PB: Oddly, the highly-politicised author doesn't acknowledge the
dynamics of nationalist signalling, nor does he acknowledge the
documented evidence that ZANU party headquarters (directly under
Mugabe's thumb) has indeed been the staging point for the war
veterans' attacks on at least one major Movement for Democratic
Change peace march, and for signing up young, homeless people to
become certified "war veterans" (replete with plastic ID cards).
Unquestionably, Mugabe has egged on the land invasions. In another
context (e.g., Castro during Cuba's revolution) this would be
admirable; in Mugabe's context it is rank opportunism bred of
desperation due to ZANU's impending electoral meltdown.
NO:
> the media fail to address
> the potential bloodshed that would result if Mugabe moved with
> physical force against these Blacks.
PB: At some point in the next couple of months, I suspect, the
author will be proven wrong, when things simmer down, when a
deal is done, and when as always the manipulated rural (and displaced
urban) poor get the shaft, as Zimbabwe's elite have so regularly
demonstrated.
YES, RATHER!:
> The real issue in Zimbabwe is not race but rather one of land and
> economic growth.
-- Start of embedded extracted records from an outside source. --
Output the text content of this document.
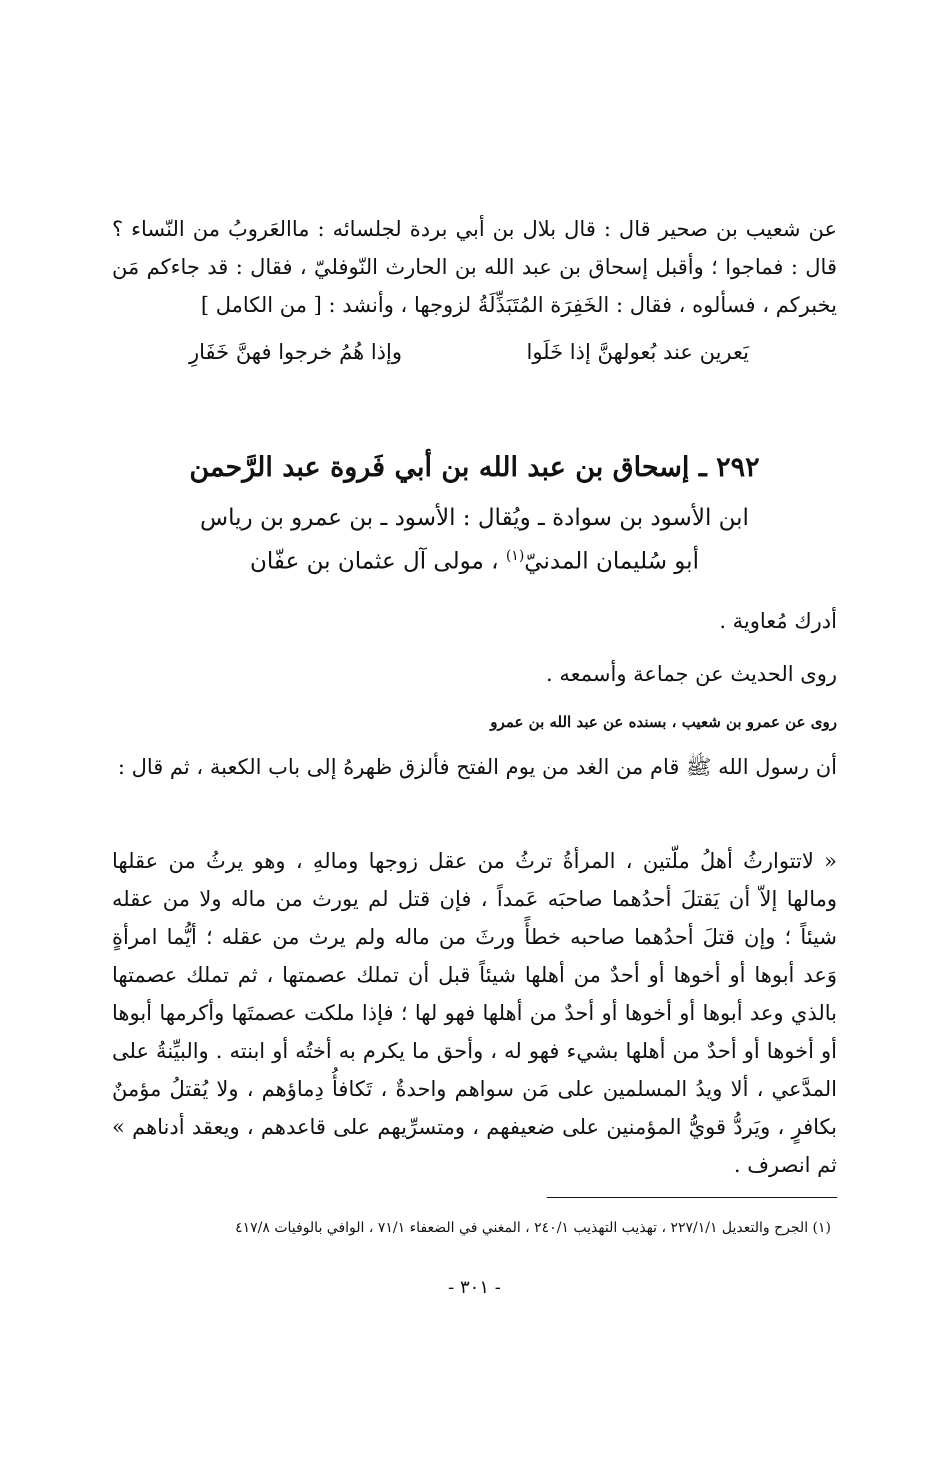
عن شعيب بن صحير قال : قال بلال بن أبي بردة لجلسائه : ماالعَروبُ من النّساء ؟ قال : فماجوا ؛ وأقبل إسحاق بن عبد الله بن الحارث النّوفليّ ، فقال : قد جاءكم مَن يخبركم ، فسألوه ، فقال : الخَفِرَة المُتَبَذِّلَةُ لزوجها ، وأنشد : [ من الكامل ]

يَعرين عند بُعولهنَّ إذا خَلَوا
وإذا هُمُ خرجوا فهنَّ خَفَارِ
٢٩٢ ـ إسحاق بن عبد الله بن أبي فَروة عبد الرَّحمن
ابن الأسود بن سوادة ـ ويُقال : الأسود ـ بن عمرو بن رياس
أبو سُليمان المدنيّ$^{(١)}$ ، مولى آل عثمان بن عفّان
أدرك مُعاوية .
روى الحديث عن جماعة وأسمعه .
روى عن عمرو بن شعيب ، بسنده عن عبد الله بن عمرو

أن رسول الله ﷺ قام من الغد من يوم الفتح فألزق ظهرهُ إلى باب الكعبة ، ثم قال :

« لاتتوارثُ أهلُ ملّتين ، المرأةُ ترثُ من عقل زوجها ومالهِ ، وهو يرثُ من عقلها ومالها إلاّ أن يَقتلَ أحدُهما صاحبَه عَمداً ، فإن قتل لم يورث من ماله ولا من عقله شيئاً ؛ وإن قتلَ أحدُهما صاحبه خطأً ورثَ من ماله ولم يرث من عقله ؛ أيُّما امرأةٍ وَعد أبوها أو أخوها أو أحدٌ من أهلها شيئاً قبل أن تملك عصمتها ، ثم تملك عصمتها بالذي وعد أبوها أو أخوها أو أحدٌ من أهلها فهو لها ؛ فإذا ملكت عصمتَها وأكرمها أبوها أو أخوها أو أحدٌ من أهلها بشيء فهو له ، وأحق ما يكرم به أختُه أو ابنته . والبيِّنةُ على المدَّعي ، ألا ويدُ المسلمين على مَن سواهم واحدةٌ ، تَكافأُ دِماؤهم ، ولا يُقتلُ مؤمنٌ بكافرٍ ، ويَردُّ قويُّ المؤمنين على ضعيفهم ، ومتسرِّيهم على قاعدهم ، ويعقد أدناهم » ثم انصرف .

(١) الجرح والتعديل ٢٢٧/١/١ ، تهذيب التهذيب ٢٤٠/١ ، المغني في الضعفاء ٧١/١ ، الوافي بالوفيات ٤١٧/٨
- ٣٠١ -
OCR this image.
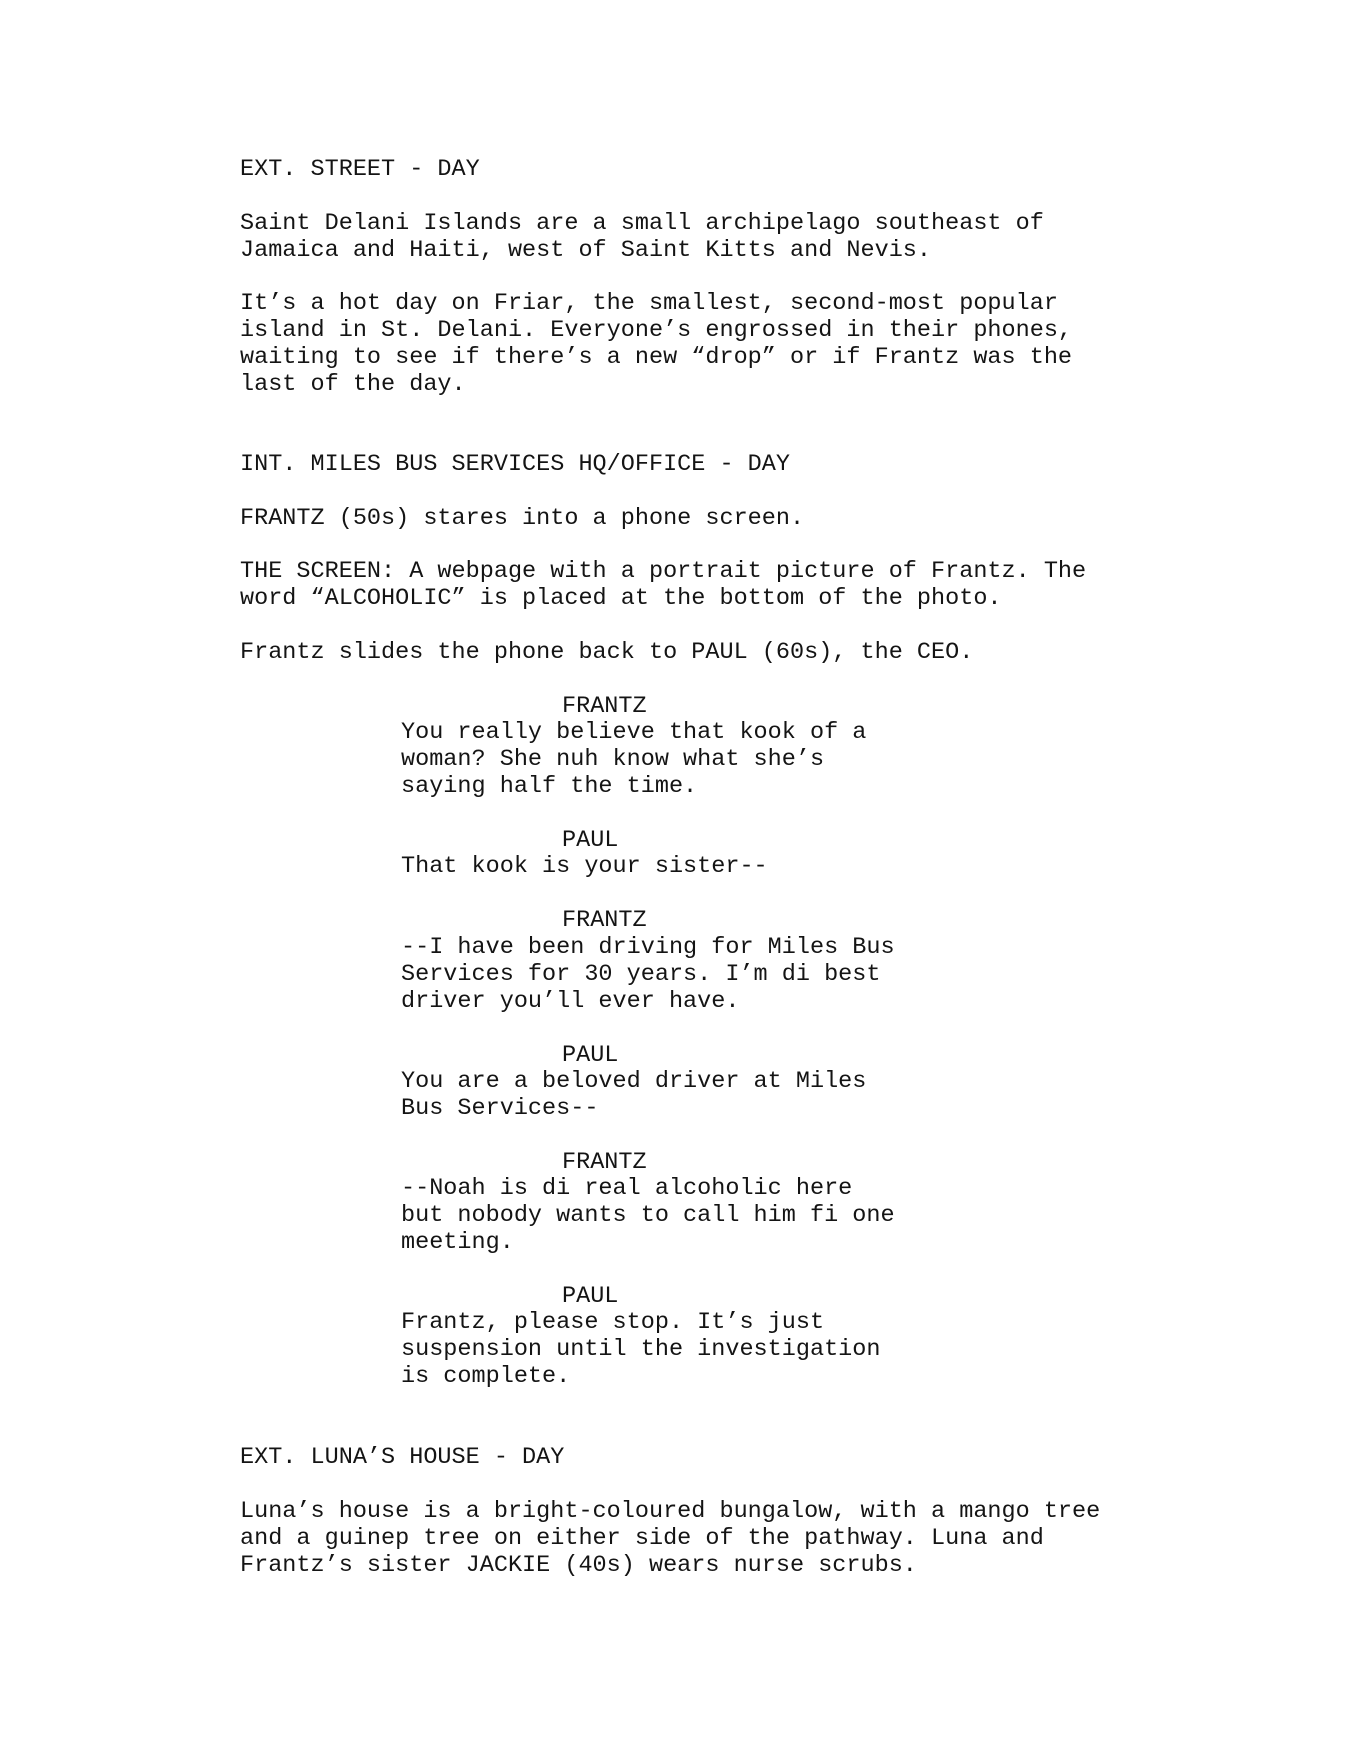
EXT. STREET - DAY
Saint Delani Islands are a small archipelago southeast of
Jamaica and Haiti, west of Saint Kitts and Nevis.
It’s a hot day on Friar, the smallest, second-most popular
island in St. Delani. Everyone’s engrossed in their phones,
waiting to see if there’s a new “drop” or if Frantz was the
last of the day.
INT. MILES BUS SERVICES HQ/OFFICE - DAY
FRANTZ (50s) stares into a phone screen.
THE SCREEN: A webpage with a portrait picture of Frantz. The
word “ALCOHOLIC” is placed at the bottom of the photo.
Frantz slides the phone back to PAUL (60s), the CEO.
FRANTZ
You really believe that kook of a
woman? She nuh know what she’s
saying half the time.
PAUL
That kook is your sister--
FRANTZ
--I have been driving for Miles Bus
Services for 30 years. I’m di best
driver you’ll ever have.
PAUL
You are a beloved driver at Miles
Bus Services--
FRANTZ
--Noah is di real alcoholic here
but nobody wants to call him fi one
meeting.
PAUL
Frantz, please stop. It’s just
suspension until the investigation
is complete.
EXT. LUNA’S HOUSE - DAY
Luna’s house is a bright-coloured bungalow, with a mango tree
and a guinep tree on either side of the pathway. Luna and
Frantz’s sister JACKIE (40s) wears nurse scrubs.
But unfortunately since its independence, Zimbabwe
> has forfeited both of these issues to the IMF and World Bank. This is
> a critical factor continuously glossed over by the West and one that
> so far Britain and American officials have successfully ignored by
> positioning Mugabe as a racist.
PB: Hear hear. I've just finished a little rap on this, which I
hope the Z-Commentary folk don't mind me running here for the
exclusive enlightenment of this select crowd (below-please don't
forward it, ok?).
WELL, NO:
> Instead of going directly and exclusively to Britain - the source of
> the land problem - Mugabe has offered to trade land reform for IMF
> and World Bank financing.
PB: This questioning of M's concrete strategy contains two bogus
assumptions: a) implying there's genuine will -- beyond the
obvious opportunism to gain votes in next month's parliamentary
election -- to really resolve the land question (which would mean
redistributing many of his cronies' plots); and b) that M hasn't
already gone directly to Britain (he has many times, most hilariously
when in 1998 Blair's aid minister Clare Short told M's ag minister
that Downing St didn't owe Zimbabwe anything because she herself is
from Ireland and thus also a victim of colonialism). There is no
evidence of either a) goodwill or b) Britain's willingness to
contribute to a durable solution (beyond the classical Lancaster
House willing-seller/willing-buyer + unaffordable credit formula that
hasn't worked these past two decades).
SORT OF, YES:
> So if Mugabe is to be blamed for anything it
> should be his selling of the land reform issue and the economy of
> Zimbabwe to the IMF and World Bank but he should not be blamed for
> terrorizing whites.
PB: He does seem to enjoy targetting whitey, which is not a
particularly enlightened way to proceed with the alleged class
struggle.
WELL, MAYBE:
> No, this time it is the West which is playing the race card because
> it favors Mugabe's opponent in the upcoming presidential elections in
> the country. Mugabe's opponent, Morgan Tsvangirai, who has spent the
> past week in Britain and America courting the favor of the American
> and British governments and media outlets, is backed by the 4500
> white farmers of Zimbabwe and foreigners who believe that he will
> protect their interests in the country if elected President.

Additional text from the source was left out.